Bradley's contention that the upper body was the key to greater leg speed was controversial then, but is widely accepted now. To him, it is no more than common sense, something that occurred to him through simple observation of other people in the street.

"There were other trainers who were successful at Powderhall, but they emphasised strongly 'Forget about your arms. You run with your legs'," he explained. "I couldn't understand that. I thought 'No, no, the first thing you move is your arms, so they must direct your legs'. Think about when you're walking and you decide to go faster. The first thing you do is move your arms more quickly, and then your legs follow. It's common sense. Ninety-nine per cent of athletes won't do that work with your arms, because they say 'it's the legs'. But they're 100 per cent wrong."

At his age, and with those lingering injuries, Bradley knows it is risky for him to fly halfway round the world, but that is just one more thing that fails to faze him.
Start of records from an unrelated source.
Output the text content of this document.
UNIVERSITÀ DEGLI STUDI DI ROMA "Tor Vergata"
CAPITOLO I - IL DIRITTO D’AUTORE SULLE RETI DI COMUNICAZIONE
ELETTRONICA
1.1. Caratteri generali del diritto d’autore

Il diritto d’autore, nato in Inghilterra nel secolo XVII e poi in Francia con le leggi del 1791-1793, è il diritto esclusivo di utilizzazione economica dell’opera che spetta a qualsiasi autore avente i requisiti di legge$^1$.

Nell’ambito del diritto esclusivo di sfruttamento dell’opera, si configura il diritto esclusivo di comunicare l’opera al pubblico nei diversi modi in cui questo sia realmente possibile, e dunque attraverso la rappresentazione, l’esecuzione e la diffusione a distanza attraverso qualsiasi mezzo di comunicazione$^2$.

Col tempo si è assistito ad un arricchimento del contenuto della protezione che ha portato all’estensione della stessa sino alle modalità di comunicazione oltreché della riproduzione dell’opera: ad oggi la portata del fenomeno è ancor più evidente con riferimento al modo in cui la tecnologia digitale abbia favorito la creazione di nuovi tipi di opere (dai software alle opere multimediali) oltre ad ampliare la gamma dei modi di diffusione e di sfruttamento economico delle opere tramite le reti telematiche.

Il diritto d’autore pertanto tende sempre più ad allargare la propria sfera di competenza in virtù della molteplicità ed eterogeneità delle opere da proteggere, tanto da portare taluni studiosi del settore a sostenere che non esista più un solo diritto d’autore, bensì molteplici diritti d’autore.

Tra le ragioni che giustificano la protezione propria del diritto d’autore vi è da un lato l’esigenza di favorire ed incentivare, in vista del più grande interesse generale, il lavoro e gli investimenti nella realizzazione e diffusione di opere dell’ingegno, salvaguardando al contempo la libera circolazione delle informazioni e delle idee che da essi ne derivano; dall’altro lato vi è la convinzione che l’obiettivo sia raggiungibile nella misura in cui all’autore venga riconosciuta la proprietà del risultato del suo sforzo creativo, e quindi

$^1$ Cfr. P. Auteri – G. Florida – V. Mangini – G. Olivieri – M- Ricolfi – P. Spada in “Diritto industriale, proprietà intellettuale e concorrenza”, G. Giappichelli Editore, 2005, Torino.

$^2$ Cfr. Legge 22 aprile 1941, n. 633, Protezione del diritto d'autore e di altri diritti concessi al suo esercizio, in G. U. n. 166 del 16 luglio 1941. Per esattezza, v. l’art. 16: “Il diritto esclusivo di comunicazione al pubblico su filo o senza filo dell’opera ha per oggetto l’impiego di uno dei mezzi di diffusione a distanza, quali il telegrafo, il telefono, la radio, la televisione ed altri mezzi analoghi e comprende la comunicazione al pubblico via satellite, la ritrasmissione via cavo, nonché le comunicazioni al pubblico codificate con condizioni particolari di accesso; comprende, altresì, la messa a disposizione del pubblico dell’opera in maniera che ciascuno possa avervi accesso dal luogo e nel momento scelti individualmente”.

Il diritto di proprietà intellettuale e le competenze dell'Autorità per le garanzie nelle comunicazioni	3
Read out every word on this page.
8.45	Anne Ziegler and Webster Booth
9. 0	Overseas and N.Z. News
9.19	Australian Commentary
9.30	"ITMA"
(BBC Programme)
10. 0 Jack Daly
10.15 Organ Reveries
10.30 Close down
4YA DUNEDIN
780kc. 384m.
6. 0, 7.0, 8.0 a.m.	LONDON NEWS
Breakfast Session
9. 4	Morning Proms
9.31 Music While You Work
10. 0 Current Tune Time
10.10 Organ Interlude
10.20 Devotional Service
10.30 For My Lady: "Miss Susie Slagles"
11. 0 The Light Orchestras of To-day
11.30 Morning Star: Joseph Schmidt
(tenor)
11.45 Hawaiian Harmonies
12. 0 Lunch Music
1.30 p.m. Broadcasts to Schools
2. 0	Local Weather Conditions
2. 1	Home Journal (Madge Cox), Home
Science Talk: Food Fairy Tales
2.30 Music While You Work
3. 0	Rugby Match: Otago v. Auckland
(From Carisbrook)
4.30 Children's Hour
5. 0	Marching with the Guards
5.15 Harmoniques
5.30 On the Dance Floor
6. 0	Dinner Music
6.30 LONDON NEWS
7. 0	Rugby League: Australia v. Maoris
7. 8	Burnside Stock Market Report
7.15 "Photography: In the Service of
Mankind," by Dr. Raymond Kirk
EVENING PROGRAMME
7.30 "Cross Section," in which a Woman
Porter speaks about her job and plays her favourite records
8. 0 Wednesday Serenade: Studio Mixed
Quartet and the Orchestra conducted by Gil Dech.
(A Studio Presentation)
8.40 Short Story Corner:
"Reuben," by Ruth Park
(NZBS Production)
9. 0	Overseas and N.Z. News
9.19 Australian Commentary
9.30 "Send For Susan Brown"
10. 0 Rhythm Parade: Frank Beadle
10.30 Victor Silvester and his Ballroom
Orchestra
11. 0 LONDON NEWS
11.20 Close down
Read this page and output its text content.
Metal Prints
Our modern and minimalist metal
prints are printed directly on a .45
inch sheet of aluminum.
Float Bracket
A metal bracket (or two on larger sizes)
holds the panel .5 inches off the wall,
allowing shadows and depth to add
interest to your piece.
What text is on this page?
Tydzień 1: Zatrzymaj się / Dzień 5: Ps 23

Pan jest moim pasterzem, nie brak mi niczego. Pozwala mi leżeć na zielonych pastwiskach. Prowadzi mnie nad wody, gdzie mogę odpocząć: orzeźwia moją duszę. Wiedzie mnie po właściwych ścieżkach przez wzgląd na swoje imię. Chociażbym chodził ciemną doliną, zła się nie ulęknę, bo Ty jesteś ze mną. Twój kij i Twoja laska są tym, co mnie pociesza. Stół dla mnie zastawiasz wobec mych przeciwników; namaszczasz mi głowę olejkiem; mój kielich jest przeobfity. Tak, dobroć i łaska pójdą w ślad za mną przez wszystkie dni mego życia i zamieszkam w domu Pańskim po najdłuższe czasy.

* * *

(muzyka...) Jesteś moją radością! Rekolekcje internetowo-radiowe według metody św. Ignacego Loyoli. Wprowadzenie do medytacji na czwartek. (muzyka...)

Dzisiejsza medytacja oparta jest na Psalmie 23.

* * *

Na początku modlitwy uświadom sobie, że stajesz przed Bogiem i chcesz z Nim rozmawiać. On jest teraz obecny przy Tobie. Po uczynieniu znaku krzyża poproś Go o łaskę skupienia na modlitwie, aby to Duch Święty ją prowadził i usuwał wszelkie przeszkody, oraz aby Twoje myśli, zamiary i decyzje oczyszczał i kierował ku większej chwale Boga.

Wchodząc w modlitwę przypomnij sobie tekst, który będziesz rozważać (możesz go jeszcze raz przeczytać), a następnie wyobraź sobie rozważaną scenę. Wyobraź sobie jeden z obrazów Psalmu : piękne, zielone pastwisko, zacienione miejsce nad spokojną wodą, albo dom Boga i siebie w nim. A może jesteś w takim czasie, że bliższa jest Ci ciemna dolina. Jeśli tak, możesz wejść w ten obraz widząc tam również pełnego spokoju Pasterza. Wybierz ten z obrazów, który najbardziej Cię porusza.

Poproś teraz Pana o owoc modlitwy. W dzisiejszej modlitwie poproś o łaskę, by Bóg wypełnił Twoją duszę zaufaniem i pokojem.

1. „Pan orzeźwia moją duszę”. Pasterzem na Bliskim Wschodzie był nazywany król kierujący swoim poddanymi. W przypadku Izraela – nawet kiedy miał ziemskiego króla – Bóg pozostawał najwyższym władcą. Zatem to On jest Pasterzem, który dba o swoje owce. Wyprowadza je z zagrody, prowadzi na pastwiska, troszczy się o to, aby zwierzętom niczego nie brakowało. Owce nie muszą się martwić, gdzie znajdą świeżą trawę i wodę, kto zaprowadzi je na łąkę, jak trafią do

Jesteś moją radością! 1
He also knows he's mortal, and he expects to die happy.

"I haven't recovered fully from the crash yet, I've still got that fracture in my back, and they can't operate," he summed up with a wry smile. "But if that's all that's wrong with me . . . You've always got to remember the man who complained about having no shoes, until he saw the man with no feet."

Then, as he mused on his good fortune, for once he shrugged off his penchant for understatement."I don't want to die, but I could never complain," he said. "I've had a great life. Not a good life: a great life."